With the purchase of a new lens, I've recently taken up amateur birding. And one of the best places I've found to hone this new skill is literally right in my own backyard.
Up until owning the Zuiko 100-400mm f/5.0-6.3 zoom, I've never possessed a lens with enough optical reach to make most bird photography practical. And while I'm still learning, I have discovered several key things:
- Be patient
- Be ready
- Long lenses are a must
- Fast shutter speeds are often critical, especially with small birds (subject movement) and with long lenses (camera shake)

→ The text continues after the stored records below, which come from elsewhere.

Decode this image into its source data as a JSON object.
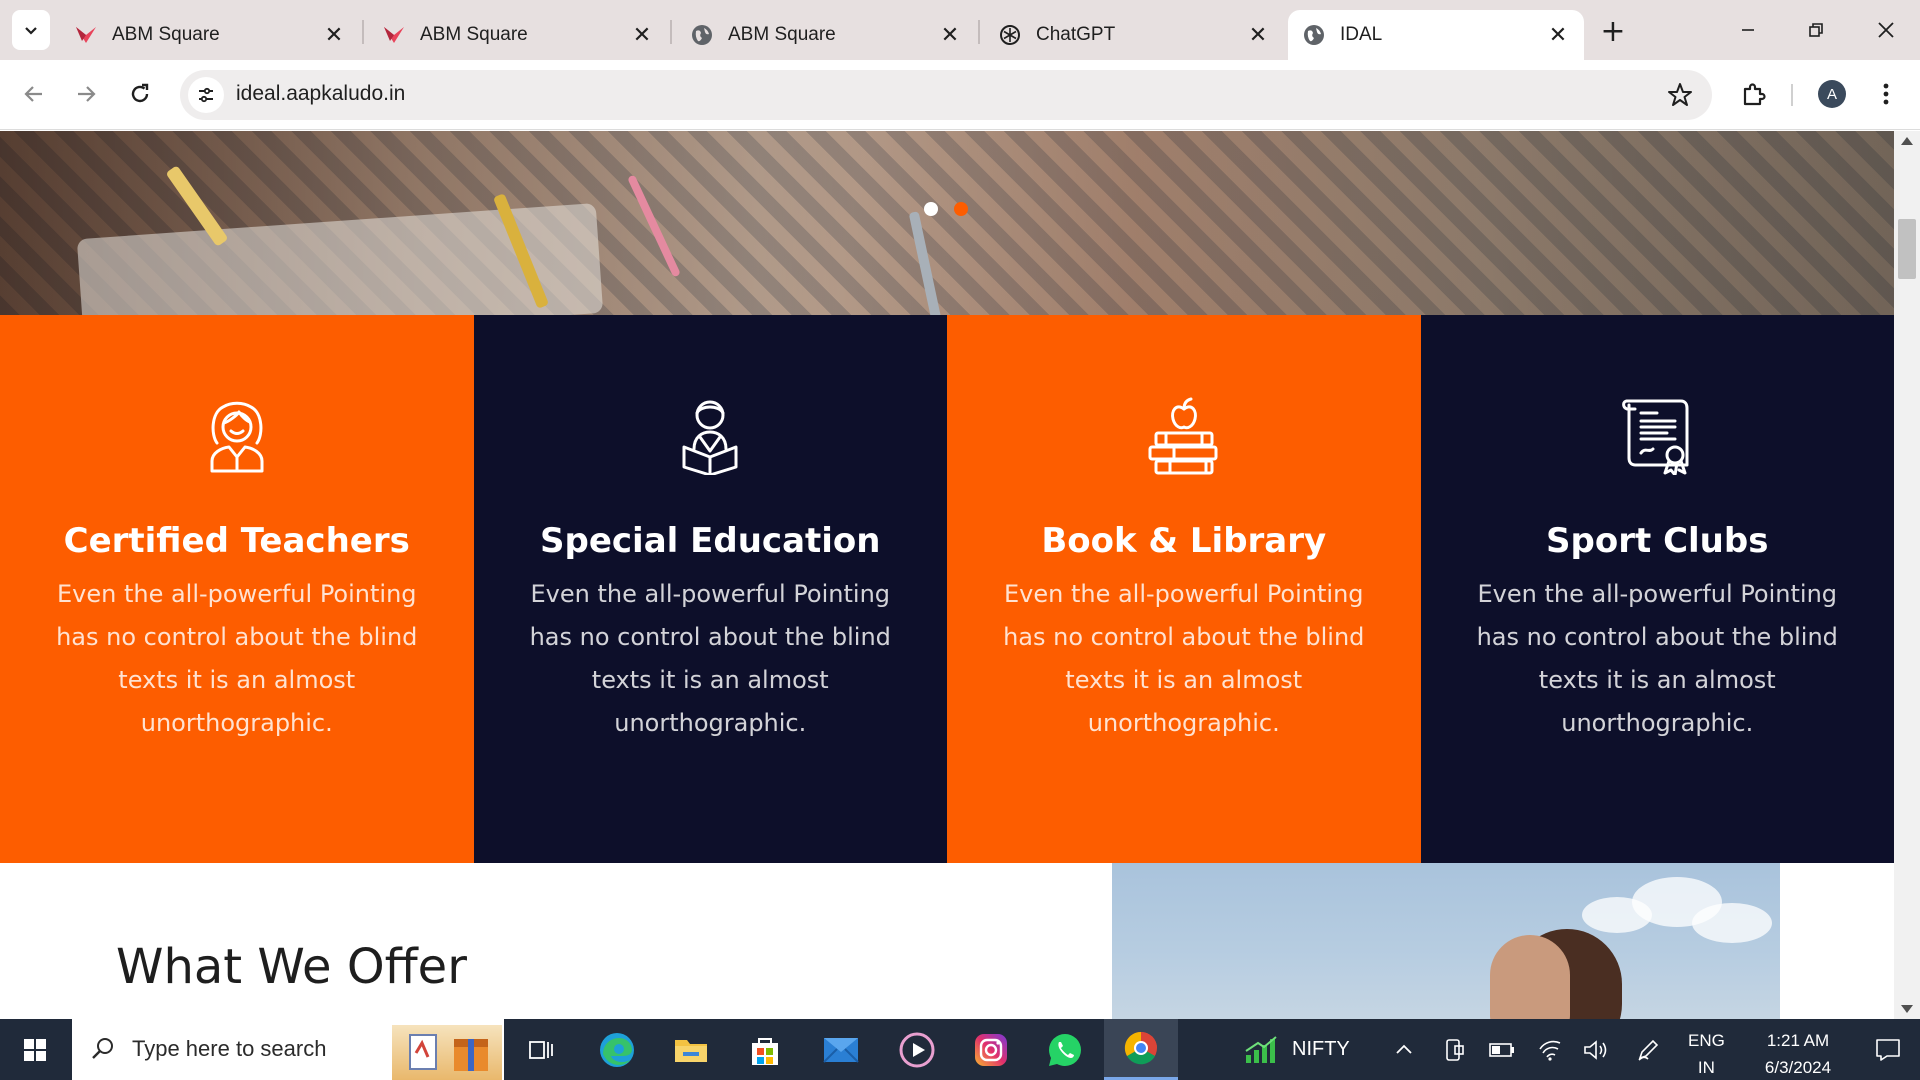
{
  "browser": {
    "tabs": [
      {
        "title": "ABM Square",
        "favicon": "abm-logo-icon",
        "active": false
      },
      {
        "title": "ABM Square",
        "favicon": "abm-logo-icon",
        "active": false
      },
      {
        "title": "ABM Square",
        "favicon": "globe-icon",
        "active": false
      },
      {
        "title": "ChatGPT",
        "favicon": "chatgpt-icon",
        "active": false
      },
      {
        "title": "IDAL",
        "favicon": "globe-icon",
        "active": true
      }
    ],
    "close_glyph": "✕",
    "new_tab_glyph": "+",
    "url": "ideal.aapkaludo.in",
    "profile_initial": "A"
  },
  "page": {
    "hero": {
      "slides": 2,
      "active_slide": 2
    },
    "features": [
      {
        "title": "Certified Teachers",
        "icon": "teacher-icon",
        "description": "Even the all-powerful Pointing has no control about the blind texts it is an almost unorthographic.",
        "bg": "#fd5d00"
      },
      {
        "title": "Special Education",
        "icon": "student-reading-icon",
        "description": "Even the all-powerful Pointing has no control about the blind texts it is an almost unorthographic.",
        "bg": "#0d0f2a"
      },
      {
        "title": "Book & Library",
        "icon": "books-apple-icon",
        "description": "Even the all-powerful Pointing has no control about the blind texts it is an almost unorthographic.",
        "bg": "#fd5d00"
      },
      {
        "title": "Sport Clubs",
        "icon": "certificate-icon",
        "description": "Even the all-powerful Pointing has no control about the blind texts it is an almost unorthographic.",
        "bg": "#0d0f2a"
      }
    ],
    "offer": {
      "title": "What We Offer"
    }
  },
  "taskbar": {
    "search_placeholder": "Type here to search",
    "apps": [
      "task-view-icon",
      "edge-icon",
      "file-explorer-icon",
      "microsoft-store-icon",
      "mail-icon",
      "media-player-icon",
      "instagram-icon",
      "whatsapp-icon",
      "chrome-icon"
    ],
    "ticker_label": "NIFTY",
    "language_line1": "ENG",
    "language_line2": "IN",
    "time": "1:21 AM",
    "date": "6/3/2024"
  },
  "colors": {
    "orange": "#fd5d00",
    "navy": "#0d0f2a",
    "dot_inactive": "#ffffff",
    "dot_active": "#fd5d00"
  }
}
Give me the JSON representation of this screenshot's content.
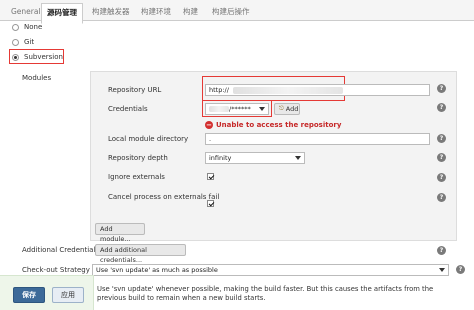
{
  "tabs": [
    {
      "label": "General"
    },
    {
      "label": "源码管理"
    },
    {
      "label": "构建触发器"
    },
    {
      "label": "构建环境"
    },
    {
      "label": "构建"
    },
    {
      "label": "构建后操作"
    }
  ],
  "scm": {
    "options": [
      {
        "label": "None",
        "selected": false
      },
      {
        "label": "Git",
        "selected": false
      },
      {
        "label": "Subversion",
        "selected": true
      }
    ]
  },
  "modules": {
    "section_label": "Modules",
    "repository_url": {
      "label": "Repository URL",
      "value": "http://"
    },
    "credentials": {
      "label": "Credentials",
      "value": "/******",
      "add_label": "Add",
      "error": "Unable to access the repository"
    },
    "local_module_directory": {
      "label": "Local module directory",
      "value": "."
    },
    "repository_depth": {
      "label": "Repository depth",
      "value": "infinity"
    },
    "ignore_externals": {
      "label": "Ignore externals",
      "checked": true
    },
    "cancel_process": {
      "label": "Cancel process on externals fail",
      "checked": true
    },
    "add_module_label": "Add module..."
  },
  "additional_credentials": {
    "label": "Additional Credentials",
    "button_label": "Add additional credentials..."
  },
  "checkout_strategy": {
    "label": "Check-out Strategy",
    "value": "Use 'svn update' as much as possible",
    "description": "Use 'svn update' whenever possible, making the build faster. But this causes the artifacts from the previous build to remain when a new build starts."
  },
  "footer": {
    "save_label": "保存",
    "apply_label": "应用"
  },
  "help_glyph": "?",
  "error_glyph": "−",
  "icons": {
    "add": "key-icon",
    "help": "help-icon",
    "error": "error-icon"
  },
  "colors": {
    "error": "#d32f2f",
    "highlight_box": "#e53935",
    "save_button": "#3d6a99",
    "panel": "#f3f3f3"
  }
}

- Image stabilization or a solid brace is incredibly helpful
- Fast lenses are ideal, but not mandatory
- Don't be afraid of high ISO settings - If you are concerned about noise, consider tools like Topaz DeNoise, or use Lightroom's noise reduction in conjunction with local adjustments.
The images below are all captured in my backyard in Scarborough. My elevated wrap-around deck gives me a good vantage point and mobility, without disturbing the birds too much.
I think I must be on some migratory bird path, having now seen Yellow-Bellied Sap Suckers and Hermit Thrushes, along with the usual suspects of cardinals, robins, chickadees and sparrows.
I doubt I will ever be more than a "casual birder," but I am enjoying this additional facet to my craft; it adds a new challenge and forces me to think and respond in ways that my landscape work does not.
I'm looking forward to seeing what wildlife I can capture at the cottage this summer!